The Bank of England (BoE) is set to leave its policy unchanged but its views on the economy will probably rock the pound. Additional QE could boost sterling while hints about sub-zero borrowing costs would send it lower, Yohay Elam, an analyst at FXStreet, reports.
“If Andrew Bailey, Governor of the BoE, paints a picture of cautious optimism, of a country emerging from the crisis, the pound could advance. Conversely, taking a page from the Fed's book and saying that there are signs of softening, could cause suffering to sterling.”
“These quarterly reports feature growth and inflation forecasts – which are hard to produce with the fast-moving nature of the disease. The BoE may stress that its figures are only ‘scenarios’ and not forecasts.
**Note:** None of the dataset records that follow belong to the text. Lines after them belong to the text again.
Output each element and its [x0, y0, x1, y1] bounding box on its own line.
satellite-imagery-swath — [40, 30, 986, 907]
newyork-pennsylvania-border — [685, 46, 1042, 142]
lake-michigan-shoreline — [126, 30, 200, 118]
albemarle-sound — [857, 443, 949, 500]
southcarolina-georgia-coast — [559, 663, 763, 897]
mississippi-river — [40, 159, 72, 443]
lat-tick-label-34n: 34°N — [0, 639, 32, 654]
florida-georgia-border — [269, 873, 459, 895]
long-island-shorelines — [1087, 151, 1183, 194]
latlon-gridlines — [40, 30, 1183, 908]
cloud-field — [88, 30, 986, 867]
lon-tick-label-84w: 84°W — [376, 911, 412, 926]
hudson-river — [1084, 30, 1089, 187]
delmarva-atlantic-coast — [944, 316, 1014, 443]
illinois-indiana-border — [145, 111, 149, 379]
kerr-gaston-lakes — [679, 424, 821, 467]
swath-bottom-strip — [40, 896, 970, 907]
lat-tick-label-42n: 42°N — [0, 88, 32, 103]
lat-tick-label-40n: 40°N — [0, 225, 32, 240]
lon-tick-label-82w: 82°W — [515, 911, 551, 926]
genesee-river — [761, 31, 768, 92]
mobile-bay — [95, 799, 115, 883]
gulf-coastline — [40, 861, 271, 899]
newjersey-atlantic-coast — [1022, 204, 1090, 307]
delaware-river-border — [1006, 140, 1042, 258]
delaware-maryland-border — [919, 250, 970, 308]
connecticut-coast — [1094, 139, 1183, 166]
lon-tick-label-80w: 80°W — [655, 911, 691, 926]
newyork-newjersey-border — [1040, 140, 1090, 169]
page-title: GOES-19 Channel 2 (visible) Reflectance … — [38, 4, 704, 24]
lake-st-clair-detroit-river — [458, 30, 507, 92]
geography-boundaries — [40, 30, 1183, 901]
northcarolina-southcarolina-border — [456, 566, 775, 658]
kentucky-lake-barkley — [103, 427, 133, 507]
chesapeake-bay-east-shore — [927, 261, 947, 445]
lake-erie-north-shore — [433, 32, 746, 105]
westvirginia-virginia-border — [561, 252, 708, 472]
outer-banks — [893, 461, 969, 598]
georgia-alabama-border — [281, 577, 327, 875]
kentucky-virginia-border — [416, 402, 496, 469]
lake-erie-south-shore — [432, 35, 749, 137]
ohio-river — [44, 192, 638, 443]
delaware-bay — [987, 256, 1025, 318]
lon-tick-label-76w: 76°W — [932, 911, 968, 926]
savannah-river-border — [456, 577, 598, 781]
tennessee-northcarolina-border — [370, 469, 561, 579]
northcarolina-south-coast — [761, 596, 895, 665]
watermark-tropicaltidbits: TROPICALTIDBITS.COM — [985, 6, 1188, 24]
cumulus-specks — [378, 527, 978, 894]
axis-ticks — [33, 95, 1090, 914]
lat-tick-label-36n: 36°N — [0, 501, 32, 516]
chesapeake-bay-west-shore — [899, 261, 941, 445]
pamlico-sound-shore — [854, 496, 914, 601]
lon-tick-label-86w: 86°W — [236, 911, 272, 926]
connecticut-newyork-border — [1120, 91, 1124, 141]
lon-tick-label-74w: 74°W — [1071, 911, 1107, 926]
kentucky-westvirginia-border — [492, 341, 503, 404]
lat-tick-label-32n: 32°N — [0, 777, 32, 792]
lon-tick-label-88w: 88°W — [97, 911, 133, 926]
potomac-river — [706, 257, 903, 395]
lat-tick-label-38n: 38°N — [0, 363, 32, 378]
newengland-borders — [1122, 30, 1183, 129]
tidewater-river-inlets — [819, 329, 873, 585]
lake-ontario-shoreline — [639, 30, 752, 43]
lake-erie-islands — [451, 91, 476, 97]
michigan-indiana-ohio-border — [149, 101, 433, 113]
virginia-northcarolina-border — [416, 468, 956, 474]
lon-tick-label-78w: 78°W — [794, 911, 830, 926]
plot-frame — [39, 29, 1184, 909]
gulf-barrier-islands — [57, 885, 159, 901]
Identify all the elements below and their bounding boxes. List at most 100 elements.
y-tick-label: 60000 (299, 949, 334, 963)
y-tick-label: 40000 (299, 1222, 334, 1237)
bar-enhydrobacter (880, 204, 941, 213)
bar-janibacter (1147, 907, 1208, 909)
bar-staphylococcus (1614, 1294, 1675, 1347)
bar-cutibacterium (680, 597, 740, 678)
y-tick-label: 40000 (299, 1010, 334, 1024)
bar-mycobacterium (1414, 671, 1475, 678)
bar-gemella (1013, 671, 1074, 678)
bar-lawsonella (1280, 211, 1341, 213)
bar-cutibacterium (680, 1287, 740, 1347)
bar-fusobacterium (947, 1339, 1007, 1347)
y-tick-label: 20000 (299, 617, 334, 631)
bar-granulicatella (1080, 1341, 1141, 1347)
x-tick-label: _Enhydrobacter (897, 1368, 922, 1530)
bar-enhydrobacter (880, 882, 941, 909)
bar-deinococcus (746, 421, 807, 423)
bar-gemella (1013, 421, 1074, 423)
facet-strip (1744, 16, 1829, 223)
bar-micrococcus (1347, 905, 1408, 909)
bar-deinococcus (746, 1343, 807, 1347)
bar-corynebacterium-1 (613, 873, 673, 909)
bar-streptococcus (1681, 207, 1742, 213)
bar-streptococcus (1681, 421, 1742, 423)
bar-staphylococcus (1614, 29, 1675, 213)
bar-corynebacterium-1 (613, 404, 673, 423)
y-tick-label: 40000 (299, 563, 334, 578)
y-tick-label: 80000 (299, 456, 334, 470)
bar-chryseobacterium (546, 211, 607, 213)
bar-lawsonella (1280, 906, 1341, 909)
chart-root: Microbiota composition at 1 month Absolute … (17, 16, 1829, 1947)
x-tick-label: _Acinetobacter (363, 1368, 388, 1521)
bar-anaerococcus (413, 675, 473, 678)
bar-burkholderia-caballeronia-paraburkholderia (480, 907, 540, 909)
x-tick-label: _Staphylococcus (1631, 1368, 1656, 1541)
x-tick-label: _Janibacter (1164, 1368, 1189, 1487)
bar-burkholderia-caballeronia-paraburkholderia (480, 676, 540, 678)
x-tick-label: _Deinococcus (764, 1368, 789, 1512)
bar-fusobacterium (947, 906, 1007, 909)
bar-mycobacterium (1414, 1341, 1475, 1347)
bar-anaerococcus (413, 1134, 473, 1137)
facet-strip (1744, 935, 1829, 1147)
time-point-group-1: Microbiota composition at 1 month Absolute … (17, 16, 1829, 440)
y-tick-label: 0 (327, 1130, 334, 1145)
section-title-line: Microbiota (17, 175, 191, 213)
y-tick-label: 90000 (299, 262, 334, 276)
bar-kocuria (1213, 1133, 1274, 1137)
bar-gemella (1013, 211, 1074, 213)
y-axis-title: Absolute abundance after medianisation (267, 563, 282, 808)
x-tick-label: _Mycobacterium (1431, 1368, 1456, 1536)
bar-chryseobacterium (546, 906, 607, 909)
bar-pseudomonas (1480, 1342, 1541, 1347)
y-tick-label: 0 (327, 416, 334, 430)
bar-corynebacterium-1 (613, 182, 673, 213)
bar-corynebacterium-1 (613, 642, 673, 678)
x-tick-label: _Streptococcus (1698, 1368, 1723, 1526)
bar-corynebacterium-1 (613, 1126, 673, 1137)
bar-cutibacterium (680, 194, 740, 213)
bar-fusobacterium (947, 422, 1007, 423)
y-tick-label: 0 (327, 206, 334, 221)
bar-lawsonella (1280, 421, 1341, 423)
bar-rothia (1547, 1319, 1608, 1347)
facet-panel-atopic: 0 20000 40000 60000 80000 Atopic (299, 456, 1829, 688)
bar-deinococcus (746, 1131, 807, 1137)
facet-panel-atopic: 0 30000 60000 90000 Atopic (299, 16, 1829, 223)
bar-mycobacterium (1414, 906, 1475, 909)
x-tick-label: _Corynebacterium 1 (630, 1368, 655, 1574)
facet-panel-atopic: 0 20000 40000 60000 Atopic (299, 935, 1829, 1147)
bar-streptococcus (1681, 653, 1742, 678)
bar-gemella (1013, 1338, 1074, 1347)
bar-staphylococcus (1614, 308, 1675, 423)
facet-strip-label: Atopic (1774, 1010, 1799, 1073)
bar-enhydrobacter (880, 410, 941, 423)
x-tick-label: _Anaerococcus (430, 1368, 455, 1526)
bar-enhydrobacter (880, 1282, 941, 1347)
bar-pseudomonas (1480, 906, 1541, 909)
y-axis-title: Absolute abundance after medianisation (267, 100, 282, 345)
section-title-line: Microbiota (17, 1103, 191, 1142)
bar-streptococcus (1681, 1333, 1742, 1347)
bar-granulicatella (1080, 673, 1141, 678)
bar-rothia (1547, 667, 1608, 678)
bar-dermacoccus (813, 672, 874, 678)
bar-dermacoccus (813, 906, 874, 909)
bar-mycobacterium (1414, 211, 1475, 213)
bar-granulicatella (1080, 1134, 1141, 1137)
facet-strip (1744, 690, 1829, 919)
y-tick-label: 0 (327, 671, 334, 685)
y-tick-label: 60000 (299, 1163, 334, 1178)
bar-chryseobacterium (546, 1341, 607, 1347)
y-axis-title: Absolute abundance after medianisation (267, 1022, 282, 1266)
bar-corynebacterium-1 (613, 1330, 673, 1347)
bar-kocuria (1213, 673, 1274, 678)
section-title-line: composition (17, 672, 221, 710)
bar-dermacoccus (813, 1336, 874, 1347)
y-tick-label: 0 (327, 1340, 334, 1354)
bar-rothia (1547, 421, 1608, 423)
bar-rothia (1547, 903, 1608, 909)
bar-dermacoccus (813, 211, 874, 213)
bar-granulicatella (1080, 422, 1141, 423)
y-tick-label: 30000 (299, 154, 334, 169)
Nevertheless, figures looking more like a V – or at least a tight Nike swoosh – could be positive for the pound, while a long recovery path could be detrimental to the currency.”
“Back in June, the BoE announced it is topping up the bond-buying scheme by £100 billion to a total of £745 billion. If Bailey surprises investors with a willingness to increase the plan, sterling could shine, while markets will likely shrug off a message of continuation.”
“If the bank surprises by opening the door to setting negative rates – either by seeing one member voting for a cut or via a message from Bailey – sterling could stumble. As long as it remains only a theoretical option, it will likely be ignored by traders.”